On 6/5/2024 8:07 AM, Igor Mammedov wrote:
> On Mon, 3 Jun 2024 14:29:50 -0700
> "Chen, Zide" <zide.c...@intel.com> wrote:
> 
>> On 6/3/2024 2:30 AM, Igor Mammedov wrote:
>>> On Sat, 1 Jun 2024 23:26:55 +0800
>>> Zhao Liu <zhao1....@intel.com> wrote:
>>>   
>>>> On Fri, May 31, 2024 at 10:13:47AM -0700, Chen, Zide wrote:  
>>>>> Date: Fri, 31 May 2024 10:13:47 -0700
>>>>> From: "Chen, Zide" <zide.c...@intel.com>
>>>>> Subject: Re: [PATCH V2 2/3] target/i386: call cpu_exec_realizefn before
>>>>>  x86_cpu_filter_features
>>>>>
>>>>> On 5/30/2024 11:30 PM, Zhao Liu wrote:    
>>>>>> Hi Zide,
>>>>>>
>>>>>> On Fri, May 24, 2024 at 01:00:16PM -0700, Zide Chen wrote:    
>>>>>>> Date: Fri, 24 May 2024 13:00:16 -0700
>>>>>>> From: Zide Chen <zide.c...@intel.com>
>>>>>>> Subject: [PATCH V2 2/3] target/i386: call cpu_exec_realizefn before
>>>>>>>  x86_cpu_filter_features
>>>>>>> X-Mailer: git-send-email 2.34.1
>>>>>>>
>>>>>>> cpu_exec_realizefn which calls the accel-specific realizefn may expand
>>>>>>> features.  e.g., some accel-specific options may require extra features
>>>>>>> to be enabled, and it's appropriate to expand these features in accel-
>>>>>>> specific realizefn.
>>>>>>>
>>>>>>> One such example is the cpu-pm option, which may add CPUID_EXT_MONITOR.
>>>>>>>
>>>>>>> Thus, call cpu_exec_realizefn before x86_cpu_filter_features to ensure
>>>>>>> that it won't expose features not supported by the host.
>>>>>>>
>>>>>>> Fixes: 662175b91ff2 ("i386: reorder call to cpu_exec_realizefn")

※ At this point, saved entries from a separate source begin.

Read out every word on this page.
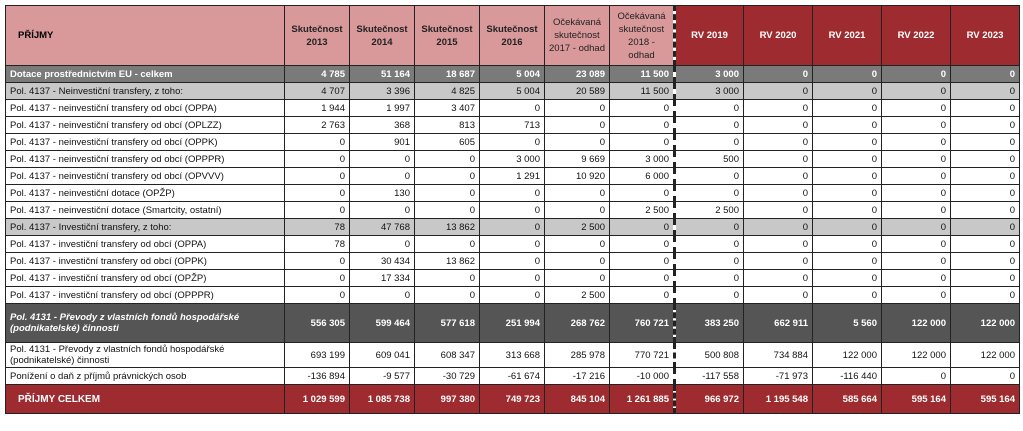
PŘÍJMY	Skutečnost 2013	Skutečnost 2014	Skutečnost 2015	Skutečnost 2016	Očekávaná skutečnost 2017 - odhad	Očekávaná skutečnost 2018 - odhad	RV 2019	RV 2020	RV 2021	RV 2022	RV 2023
Dotace prostřednictvím EU - celkem	4 785	51 164	18 687	5 004	23 089	11 500	3 000	0	0	0	0
Pol. 4137 - Neinvestiční transfery, z toho:	4 707	3 396	4 825	5 004	20 589	11 500	3 000	0	0	0	0
Pol. 4137 - neinvestiční transfery od obcí (OPPA)	1 944	1 997	3 407	0	0	0	0	0	0	0	0
Pol. 4137 - neinvestiční transfery od obcí (OPLZZ)	2 763	368	813	713	0	0	0	0	0	0	0
Pol. 4137 - neinvestiční transfery od obcí (OPPK)	0	901	605	0	0	0	0	0	0	0	0
Pol. 4137 - neinvestiční transfery od obcí (OPPPR)	0	0	0	3 000	9 669	3 000	500	0	0	0	0
Pol. 4137 - neinvestiční transfery od obcí (OPVVV)	0	0	0	1 291	10 920	6 000	0	0	0	0	0
Pol. 4137 - neinvestiční dotace (OPŽP)	0	130	0	0	0	0	0	0	0	0	0
Pol. 4137 - neinvestiční dotace (Smartcity, ostatní)	0	0	0	0	0	2 500	2 500	0	0	0	0
Pol. 4137 - Investiční transfery, z toho:	78	47 768	13 862	0	2 500	0	0	0	0	0	0
Pol. 4137 - investiční transfery od obcí (OPPA)	78	0	0	0	0	0	0	0	0	0	0
Pol. 4137 - investiční transfery od obcí (OPPK)	0	30 434	13 862	0	0	0	0	0	0	0	0
Pol. 4137 - investiční transfery od obcí (OPŽP)	0	17 334	0	0	0	0	0	0	0	0	0
Pol. 4137 - investiční transfery od obcí (OPPPR)	0	0	0	0	2 500	0	0	0	0	0	0
Pol. 4131 - Převody z vlastních fondů hospodářské (podnikatelské) činnosti	556 305	599 464	577 618	251 994	268 762	760 721	383 250	662 911	5 560	122 000	122 000
Pol. 4131 - Převody z vlastních fondů hospodářské (podnikatelské) činnosti	693 199	609 041	608 347	313 668	285 978	770 721	500 808	734 884	122 000	122 000	122 000
Ponížení o daň z příjmů právnických osob	-136 894	-9 577	-30 729	-61 674	-17 216	-10 000	-117 558	-71 973	-116 440	0	0
PŘÍJMY CELKEM	1 029 599	1 085 738	997 380	749 723	845 104	1 261 885	966 972	1 195 548	585 664	595 164	595 164
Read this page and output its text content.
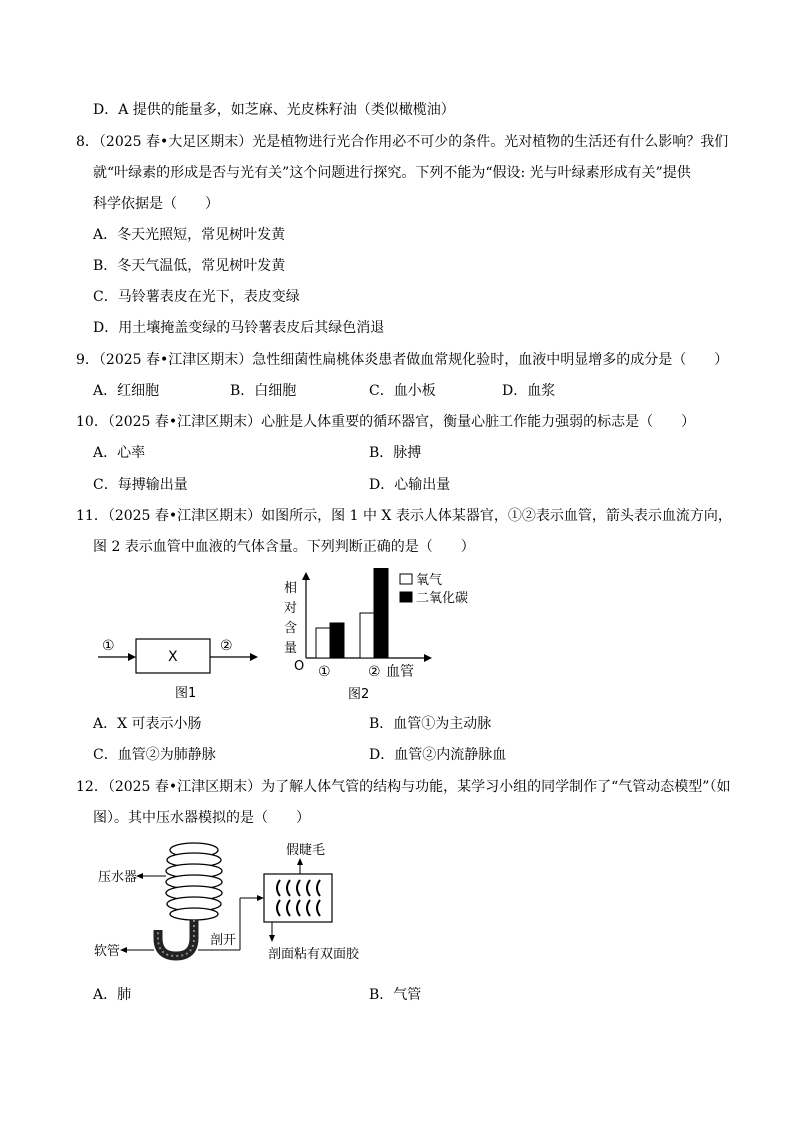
D．A 提供的能量多，如芝麻、光皮株籽油（类似橄榄油）
8．（2025 春•大足区期末）光是植物进行光合作用必不可少的条件。光对植物的生活还有什么影响？我们
就“叶绿素的形成是否与光有关”这个问题进行探究。下列不能为“假设: 光与叶绿素形成有关”提供
科学依据是（　　）
A．冬天光照短，常见树叶发黄
B．冬天气温低，常见树叶发黄
C．马铃薯表皮在光下，表皮变绿
D．用土壤掩盖变绿的马铃薯表皮后其绿色消退
9．（2025 春•江津区期末）急性细菌性扁桃体炎患者做血常规化验时，血液中明显增多的成分是（　　）
A．红细胞	B．白细胞	C．血小板	D．血浆
10．（2025 春•江津区期末）心脏是人体重要的循环器官，衡量心脏工作能力强弱的标志是（　　）
A．心率	B．脉搏
C．每搏输出量	D．心输出量
11．（2025 春•江津区期末）如图所示，图 1 中 X 表示人体某器官，①②表示血管，箭头表示血流方向，
图 2 表示血管中血液的气体含量。下列判断正确的是（　　）
①
X
②
图1
相
对
含
量
O ①	② 血管
氧气
二氧化碳
图2
A．X 可表示小肠	B．血管①为主动脉
C．血管②为肺静脉	D．血管②内流静脉血
12．（2025 春•江津区期末）为了解人体气管的结构与功能，某学习小组的同学制作了“气管动态模型”（如
图）。其中压水器模拟的是（　　）
压水器
软管
剖开
假睫毛
剖面粘有双面胶
A．肺	B．气管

>>>>>>> Suggested-by: Xiaoyao Li <xiaoyao...@intel.com>
>>>>>>> Signed-off-by: Zide Chen <zide.c...@intel.com>
>>>>>>> ---
>>>>>>>  target/i386/cpu.c         | 24 ++++++++++++------------
>>>>>>>  target/i386/kvm/kvm-cpu.c |  1 -
>>>>>>>  2 files changed, 12 insertions(+), 13 deletions(-)
>>>>>>>
>>>>>>> diff --git a/target/i386/cpu.c b/target/i386/cpu.c
>>>>>>> index bc2dceb647fa..a1c1c785bd2f 100644
>>>>>>> --- a/target/i386/cpu.c
>>>>>>> +++ b/target/i386/cpu.c
>>>>>>> @@ -7604,6 +7604,18 @@ static void x86_cpu_realizefn(DeviceState *dev, 
>>>>>>> Error **errp)
>>>>>>>          }
>>>>>>>      }
>>>>>>>  
>>>>>>> +    /*
>>>>>>> +     * note: the call to the framework needs to happen after feature 
>>>>>>> expansion,
>>>>>>> +     * but before the checks/modifications to ucode_rev, mwait, 
>>>>>>> phys_bits.
>>>>>>> +     * These may be set by the accel-specific code,
>>>>>>> +     * and the results are subsequently checked / assumed in this 
>>>>>>> function.
>>>>>>> +     */
>>>>>>> +    cpu_exec_realizefn(cs, &local_err);
>>>>>>> +    if (local_err != NULL) {
>>>>>>> +        error_propagate(errp, local_err);
>>>>>>> +        return;
>>>>>>> +    }
>>>>>>> +
>>>>>>>      x86_cpu_filter_features(cpu, cpu->check_cpuid || 
>>>>>>> cpu->enforce_cpuid);    
>>>>>>
>>>>>> For your case, which sets cpu-pm=on via overcommit, then
>>>>>> x86_cpu_filter_features() will complain that mwait is not supported.
>>>>>>
>>>>>> Such warning is not necessary, because the purpose of overcommit (from
>>>>>> code) is only to support mwait when possible, not to commit to support
>>>>>> mwait in Guest.
>>>>>>
>>>>>> Additionally, I understand x86_cpu_filter_features() is primarily
>>>>>> intended to filter features configured by the user,     
>>>>>
>>>>> Yes, that's why this patches intends to let x86_cpu_filter_features()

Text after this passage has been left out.